The cuffs fell off and the lights came on. Kate worked her throat and brought her aching arms around, wrapped her fingers at the raw place where the metal had bruised.
"Kate," she heard from the phone. Black was holding it out to her.
She raised her hand and took it, and Black stepped away. The door buzzed and clicked open and she put her foot to the floor, unsteady.
"Kate? Kate, baby, please-"
"I'm here," she rasped. Her voice sounded like she'd been screaming.
"Kate, Kate, God, what's going on? Where are you? Why-"
"Tell him, Kate," Black said to her. Knowledge was fierce and triumphant on his face.
She tested it, taking another step towards the door, but the way was clear, the cuffs gone. She hesitated in the doorway, looking down the hall, and heard Castle in her ear, begging.
"I'm sorry," she whispered, closing her eyes. "I need you."
"Kate."
"I need you to come. He won't give us the regimen until he talks to you. Face to face. I need you, Castle."
"Why are you doing this?"
"Please," she groaned. "Please."
"Did he hurt you? Is he making you say this? What-"
"I'm not - he didn't hurt me. I'm not - I'm free to go," she croaked. She took another step down the hall and glanced at the phone, took it off speaker. She took a breath and lowered her voice to give him the all-clear code - that there was no gun to her head - the lines of poetry she'd picked out herself. Like a joke. But this wasn't a joke. "The splendor falls on castle walls And snowy summits old in story. Lord Tennyson."
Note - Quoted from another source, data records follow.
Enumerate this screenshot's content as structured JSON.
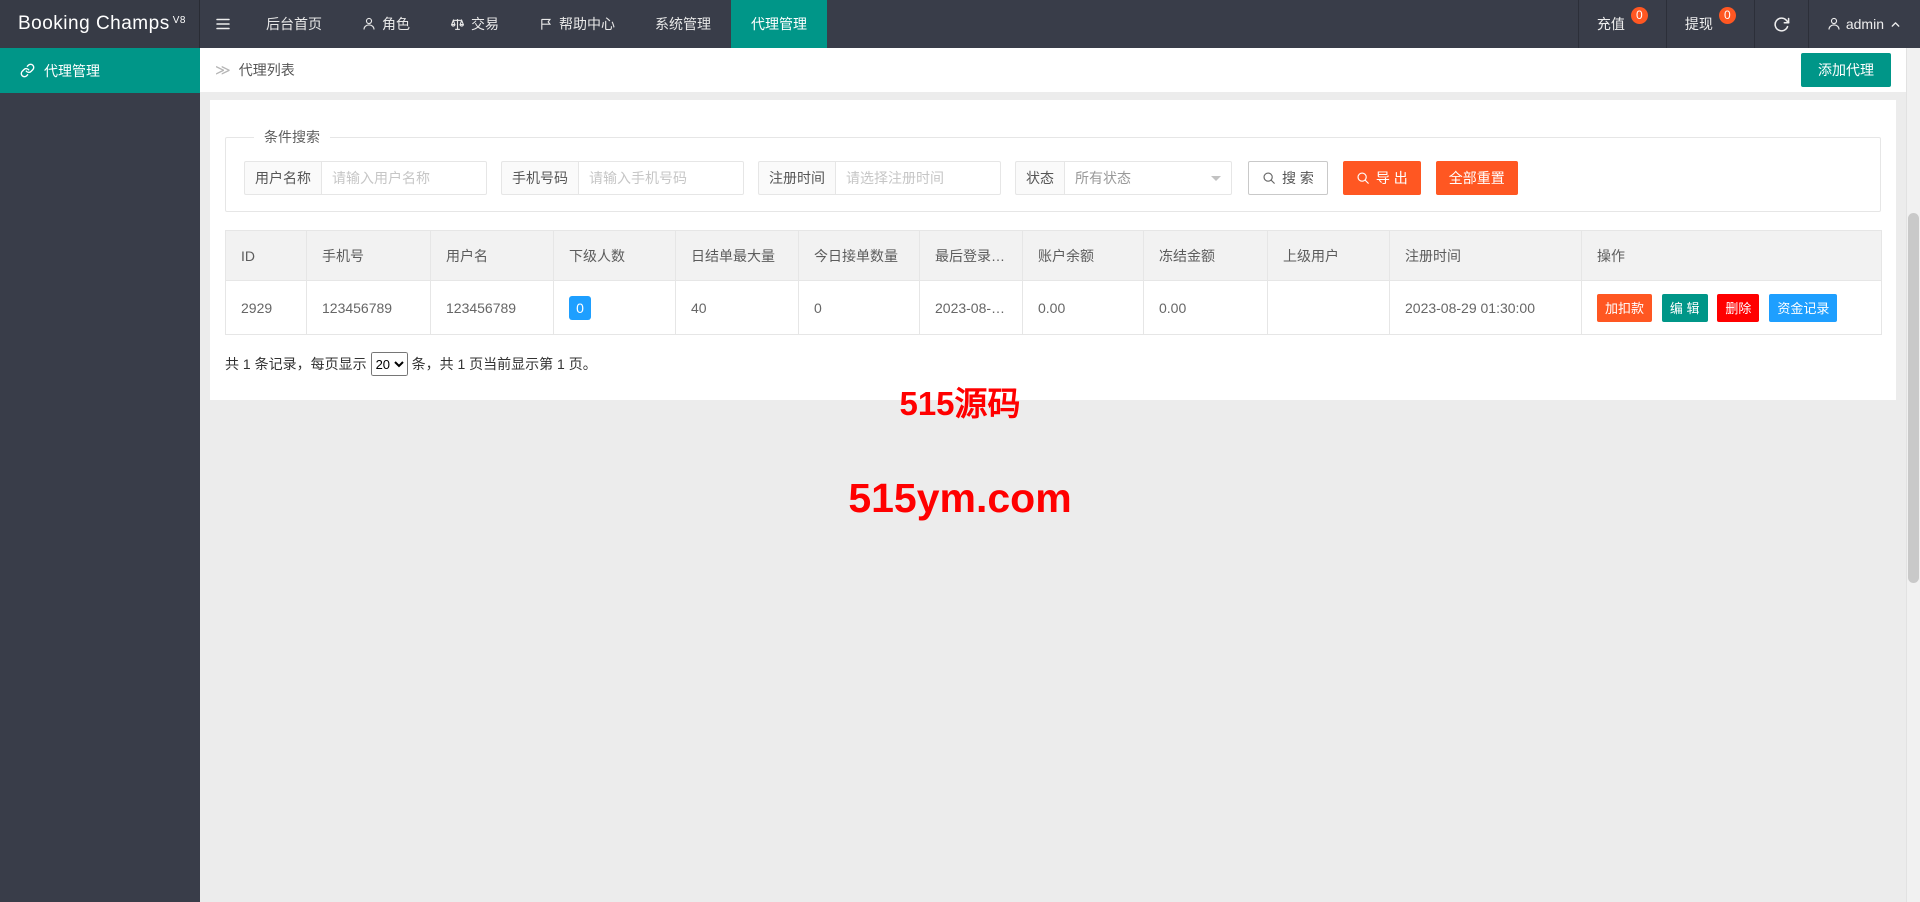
{
  "navbar": {
    "logo_text": "Booking Champs",
    "logo_version": "V8",
    "menu_items": [
      {
        "label": "后台首页"
      },
      {
        "label": "角色"
      },
      {
        "label": "交易"
      },
      {
        "label": "帮助中心"
      },
      {
        "label": "系统管理"
      },
      {
        "label": "代理管理"
      }
    ],
    "recharge": {
      "label": "充值",
      "badge": "0"
    },
    "withdraw": {
      "label": "提现",
      "badge": "0"
    },
    "user": {
      "name": "admin"
    }
  },
  "sidebar": {
    "active_item": {
      "label": "代理管理"
    }
  },
  "breadcrumb": {
    "separator": "≫",
    "current": "代理列表"
  },
  "toolbar": {
    "add_agent_label": "添加代理"
  },
  "search_panel": {
    "legend": "条件搜索",
    "username": {
      "label": "用户名称",
      "placeholder": "请输入用户名称"
    },
    "phone": {
      "label": "手机号码",
      "placeholder": "请输入手机号码"
    },
    "reg_time": {
      "label": "注册时间",
      "placeholder": "请选择注册时间"
    },
    "status": {
      "label": "状态",
      "value": "所有状态"
    },
    "search_label": "搜 索",
    "export_label": "导 出",
    "reset_label": "全部重置"
  },
  "table": {
    "headers": [
      "ID",
      "手机号",
      "用户名",
      "下级人数",
      "日结单最大量",
      "今日接单数量",
      "最后登录时...",
      "账户余额",
      "冻结金额",
      "上级用户",
      "注册时间",
      "操作"
    ],
    "row": {
      "id": "2929",
      "phone": "123456789",
      "username": "123456789",
      "subordinate_count": "0",
      "daily_order_max": "40",
      "today_order_count": "0",
      "last_login": "2023-08-2...",
      "balance": "0.00",
      "frozen_amount": "0.00",
      "parent_user": "",
      "register_time": "2023-08-29 01:30:00"
    },
    "actions": {
      "adjust": "加扣款",
      "edit": "编 辑",
      "delete": "删除",
      "funds": "资金记录"
    }
  },
  "pagination": {
    "total_prefix": "共 1 条记录，每页显示",
    "page_size": "20",
    "total_suffix": "条，共 1 页当前显示第 1 页。"
  },
  "watermark": {
    "line1": "515源码",
    "line2": "515ym.com"
  },
  "colors": {
    "accent_teal": "#009688",
    "orange": "#FF5722",
    "blue": "#1E9FFF",
    "red": "#FF0000",
    "navbar_bg": "#393D49"
  }
}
"Kate," he moaned. "No. No."
"It was just supposed to be me. I came for the regimen but he won't give it to me without you here. I'm so sorry."
"Kate."
She turned her face into the wall, pressed her forehead against its smooth, cold surface. "Please don't leave me," she got out, tears pushing at the back of her eyelids. "Please come."
"I'd never-" Whatever he'd meant to say was cut off in a curse. The unsaid pierced her to the core. She pressed her skull harder into the wall to keep from shaking.
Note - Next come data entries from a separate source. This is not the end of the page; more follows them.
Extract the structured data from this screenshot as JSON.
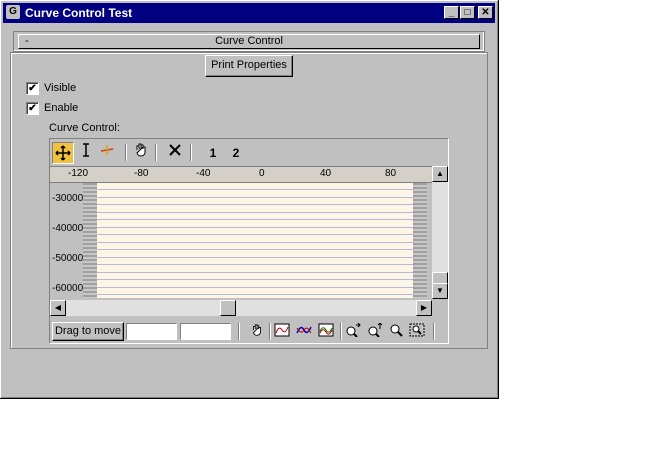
{
  "window": {
    "title": "Curve Control Test",
    "minimize": "_",
    "maximize": "□",
    "close": "✕"
  },
  "rollout": {
    "toggle": "-",
    "title": "Curve Control"
  },
  "panel": {
    "print_button": "Print Properties",
    "visible_label": "Visible",
    "visible_checked": "✔",
    "enable_label": "Enable",
    "enable_checked": "✔",
    "curve_label": "Curve Control:"
  },
  "toolbar": {
    "move_icon": "move-icon",
    "scale_icon": "scale-icon",
    "insert_icon": "insert-point-icon",
    "pan_icon": "hand-icon",
    "delete_icon": "delete-icon",
    "curve1": "1",
    "curve2": "2"
  },
  "ruler": [
    "-120",
    "-80",
    "-40",
    "0",
    "40",
    "80"
  ],
  "y_axis": [
    "-30000",
    "-40000",
    "-50000",
    "-60000"
  ],
  "status": {
    "drag_label": "Drag to move",
    "field1": "",
    "field2": ""
  },
  "colors": {
    "titlebar": "#000080",
    "plot_bg": "#fdf6e6",
    "active_tool": "#f0c040"
  }
}
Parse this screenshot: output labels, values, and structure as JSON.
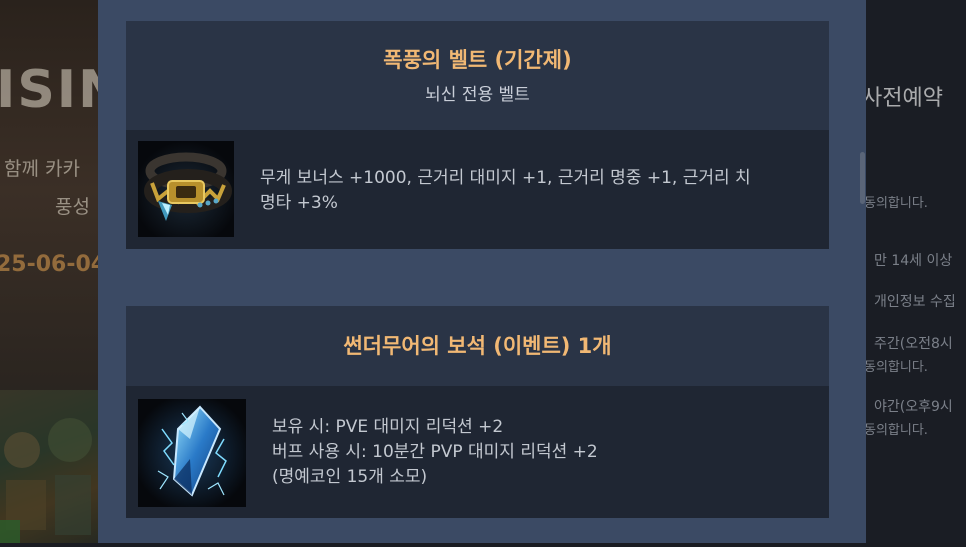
{
  "background": {
    "left_title": "ISIN",
    "left_line1": "함께 카카",
    "left_line2": "풍성",
    "left_date": "25-06-04",
    "right_title": "사전예약",
    "right_lines": [
      "동의합니다.",
      "만 14세 이상",
      "개인정보 수집",
      "주간(오전8시",
      "동의합니다.",
      "야간(오후9시",
      "동의합니다."
    ]
  },
  "items": [
    {
      "title": "폭풍의 벨트 (기간제)",
      "subtitle": "뇌신 전용 벨트",
      "icon": "storm-belt-icon",
      "description": [
        "무게 보너스 +1000, 근거리 대미지 +1, 근거리 명중 +1, 근거리 치",
        "명타 +3%"
      ]
    },
    {
      "title": "썬더무어의 보석 (이벤트) 1개",
      "icon": "thundermoor-gem-icon",
      "description": [
        "보유 시: PVE 대미지 리덕션 +2",
        "버프 사용 시: 10분간 PVP 대미지 리덕션 +2",
        "(명예코인 15개 소모)"
      ]
    }
  ],
  "colors": {
    "modal_bg": "#3b4a64",
    "card_header_bg": "#2a3446",
    "card_body_bg": "#1f2633",
    "title_accent": "#f1b874"
  }
}
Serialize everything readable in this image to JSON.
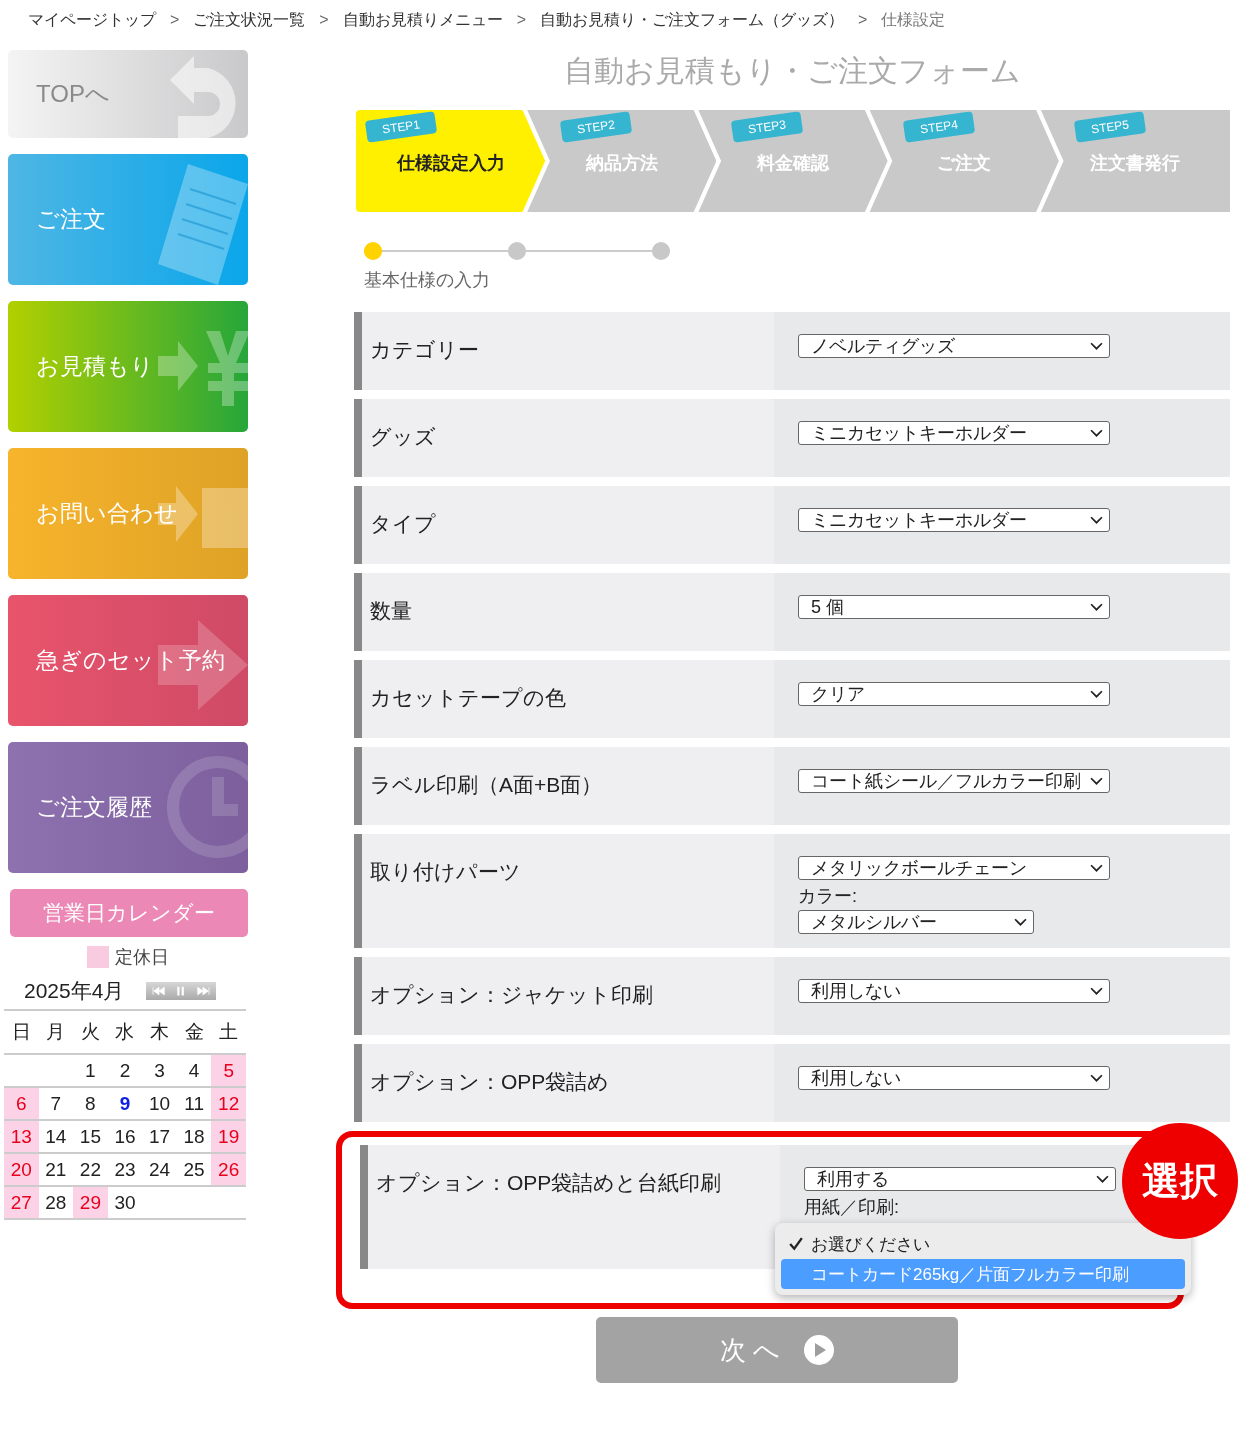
{
  "breadcrumb": [
    {
      "label": "マイページトップ"
    },
    {
      "label": "ご注文状況一覧"
    },
    {
      "label": "自動お見積りメニュー"
    },
    {
      "label": "自動お見積り・ご注文フォーム（グッズ）"
    },
    {
      "label": "仕様設定"
    }
  ],
  "breadcrumb_separator": ">",
  "sidebar": {
    "items": [
      {
        "label": "TOPへ",
        "kind": "top"
      },
      {
        "label": "ご注文",
        "kind": "order"
      },
      {
        "label": "お見積もり",
        "kind": "estimate"
      },
      {
        "label": "お問い合わせ",
        "kind": "contact"
      },
      {
        "label": "急ぎのセット予約",
        "kind": "rush"
      },
      {
        "label": "ご注文履歴",
        "kind": "history"
      }
    ],
    "calendar": {
      "title": "営業日カレンダー",
      "legend": "定休日",
      "month": "2025年4月",
      "weekdays": [
        "日",
        "月",
        "火",
        "水",
        "木",
        "金",
        "土"
      ],
      "weeks": [
        [
          {
            "kind": "empty"
          },
          {
            "kind": "empty"
          },
          {
            "day": "1",
            "kind": "open"
          },
          {
            "day": "2",
            "kind": "open"
          },
          {
            "day": "3",
            "kind": "open"
          },
          {
            "day": "4",
            "kind": "open"
          },
          {
            "day": "5",
            "kind": "closed"
          }
        ],
        [
          {
            "day": "6",
            "kind": "closed"
          },
          {
            "day": "7",
            "kind": "open"
          },
          {
            "day": "8",
            "kind": "open"
          },
          {
            "day": "9",
            "kind": "today"
          },
          {
            "day": "10",
            "kind": "open"
          },
          {
            "day": "11",
            "kind": "open"
          },
          {
            "day": "12",
            "kind": "closed"
          }
        ],
        [
          {
            "day": "13",
            "kind": "closed"
          },
          {
            "day": "14",
            "kind": "open"
          },
          {
            "day": "15",
            "kind": "open"
          },
          {
            "day": "16",
            "kind": "open"
          },
          {
            "day": "17",
            "kind": "open"
          },
          {
            "day": "18",
            "kind": "open"
          },
          {
            "day": "19",
            "kind": "closed"
          }
        ],
        [
          {
            "day": "20",
            "kind": "closed"
          },
          {
            "day": "21",
            "kind": "open"
          },
          {
            "day": "22",
            "kind": "open"
          },
          {
            "day": "23",
            "kind": "open"
          },
          {
            "day": "24",
            "kind": "open"
          },
          {
            "day": "25",
            "kind": "open"
          },
          {
            "day": "26",
            "kind": "closed"
          }
        ],
        [
          {
            "day": "27",
            "kind": "closed"
          },
          {
            "day": "28",
            "kind": "open"
          },
          {
            "day": "29",
            "kind": "closed"
          },
          {
            "day": "30",
            "kind": "open"
          },
          {
            "kind": "empty"
          },
          {
            "kind": "empty"
          },
          {
            "kind": "empty"
          }
        ]
      ]
    }
  },
  "title": "自動お見積もり・ご注文フォーム",
  "steps": [
    {
      "badge": "STEP1",
      "label": "仕様設定入力",
      "selected": true
    },
    {
      "badge": "STEP2",
      "label": "納品方法",
      "selected": false
    },
    {
      "badge": "STEP3",
      "label": "料金確認",
      "selected": false
    },
    {
      "badge": "STEP4",
      "label": "ご注文",
      "selected": false
    },
    {
      "badge": "STEP5",
      "label": "注文書発行",
      "selected": false
    }
  ],
  "progress": {
    "dots": [
      {
        "selected": true
      },
      {
        "selected": false
      },
      {
        "selected": false
      }
    ],
    "label": "基本仕様の入力"
  },
  "form": [
    {
      "label": "カテゴリー",
      "value": "ノベルティグッズ"
    },
    {
      "label": "グッズ",
      "value": "ミニカセットキーホルダー"
    },
    {
      "label": "タイプ",
      "value": "ミニカセットキーホルダー"
    },
    {
      "label": "数量",
      "value": "5 個"
    },
    {
      "label": "カセットテープの色",
      "value": "クリア"
    },
    {
      "label": "ラベル印刷（A面+B面）",
      "value": "コート紙シール／フルカラー印刷"
    },
    {
      "label": "取り付けパーツ",
      "value": "メタリックボールチェーン",
      "sub_label": "カラー:",
      "sub_value": "メタルシルバー"
    },
    {
      "label": "オプション：ジャケット印刷",
      "value": "利用しない"
    },
    {
      "label": "オプション：OPP袋詰め",
      "value": "利用しない"
    },
    {
      "label": "オプション：OPP袋詰めと台紙印刷",
      "value": "利用する",
      "sub_label": "用紙／印刷:",
      "highlighted": true,
      "menu": [
        {
          "label": "お選びください",
          "checked": true,
          "selected": false
        },
        {
          "label": "コートカード265kg／片面フルカラー印刷",
          "checked": false,
          "selected": true
        }
      ]
    }
  ],
  "callout": "選択",
  "next_button": {
    "label": "次 へ"
  }
}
He growled at her from a thousand miles distant. "Why would you do this? Are you trying to kill yourself? Do you want to kill me too? If he touches you-"
"No," she groaned. "No, please don't - you need the regimen. And he has it. You have to come, Castle."
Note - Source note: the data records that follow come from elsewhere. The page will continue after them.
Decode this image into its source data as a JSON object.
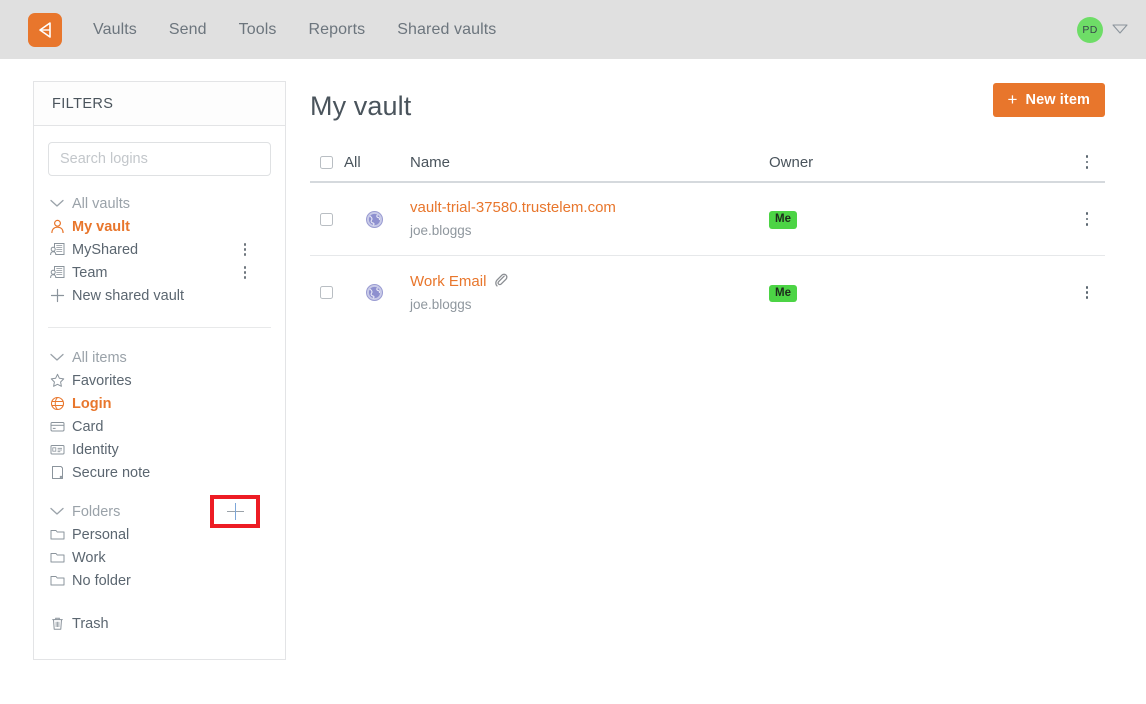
{
  "topbar": {
    "logo_icon": "devolutions-logo-icon",
    "nav_items": [
      {
        "label": "Vaults"
      },
      {
        "label": "Send"
      },
      {
        "label": "Tools"
      },
      {
        "label": "Reports"
      },
      {
        "label": "Shared vaults"
      }
    ],
    "avatar_initials": "PD",
    "avatar_color": "#6edd67",
    "caret_icon": "chevron-down-icon"
  },
  "sidebar": {
    "title": "FILTERS",
    "search": {
      "placeholder": "Search logins",
      "value": ""
    },
    "vaults_group": {
      "header": {
        "label": "All vaults",
        "icon": "chevron-down-icon"
      },
      "items": [
        {
          "label": "My vault",
          "icon": "person-icon",
          "active": true,
          "kebab": false
        },
        {
          "label": "MyShared",
          "icon": "shared-vault-icon",
          "active": false,
          "kebab": true
        },
        {
          "label": "Team",
          "icon": "shared-vault-icon",
          "active": false,
          "kebab": true
        },
        {
          "label": "New shared vault",
          "icon": "plus-icon",
          "active": false,
          "kebab": false
        }
      ]
    },
    "items_group": {
      "header": {
        "label": "All items",
        "icon": "chevron-down-icon"
      },
      "items": [
        {
          "label": "Favorites",
          "icon": "star-icon",
          "active": false
        },
        {
          "label": "Login",
          "icon": "login-globe-icon",
          "active": true
        },
        {
          "label": "Card",
          "icon": "credit-card-icon",
          "active": false
        },
        {
          "label": "Identity",
          "icon": "identity-icon",
          "active": false
        },
        {
          "label": "Secure note",
          "icon": "note-icon",
          "active": false
        }
      ]
    },
    "folders_group": {
      "header": {
        "label": "Folders",
        "icon": "chevron-down-icon"
      },
      "add_button": {
        "icon": "plus-icon",
        "highlighted": true,
        "highlight_color": "#ed1c24"
      },
      "items": [
        {
          "label": "Personal",
          "icon": "folder-icon"
        },
        {
          "label": "Work",
          "icon": "folder-icon"
        },
        {
          "label": "No folder",
          "icon": "folder-icon"
        }
      ]
    },
    "trash": {
      "label": "Trash",
      "icon": "trash-icon"
    }
  },
  "main": {
    "page_title": "My vault",
    "new_item_button": {
      "label": "New item",
      "plus": "+",
      "color": "#e8762c"
    },
    "table": {
      "headers": {
        "all": "All",
        "name": "Name",
        "owner": "Owner"
      },
      "rows": [
        {
          "name": "vault-trial-37580.trustelem.com",
          "username": "joe.bloggs",
          "owner": "Me",
          "icon": "globe-favicon-icon",
          "attachment": false
        },
        {
          "name": "Work Email",
          "username": "joe.bloggs",
          "owner": "Me",
          "icon": "globe-favicon-icon",
          "attachment": true,
          "attachment_icon": "paperclip-icon"
        }
      ]
    }
  }
}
"God damn you," he choked out.
And then he hung up.
"Very good, Kate." She felt the touch at her shoulder as Black reached past her for the phone, the slide of his fingers under hers as he took it from her.
She gulped in deep breaths, her eyes closed, but he was turning her around.
"It's nearly lunch. I suggest you eat or I don't think my son will be very happy with you."
Kate groaned and pressed her hand to her eyes, her jaw and cheek aching, the bullet graze just at her ear making itself known.
"Oh, that's right," Black said. "He's already not very happy with you. Let's hope you're right about him, though. Let's hope he really will come for you. Even after you did this."
She bit on the inside of her bottom lip and used the fresh pain to straighten her spine. She turned to Black and forced herself to breathe normally, act normally, not let him win.
She did know. Castle would come. That's what killed her.
"He'll be here," she said stiffly. And then she walked off down the hall at a faster pace than she knew he could keep up with, heading where she didn't even know.
Food, yes, fine. And then? No idea. She had no idea what happened next.
She hadn't really thought this far.
Castle was never going to forgive her.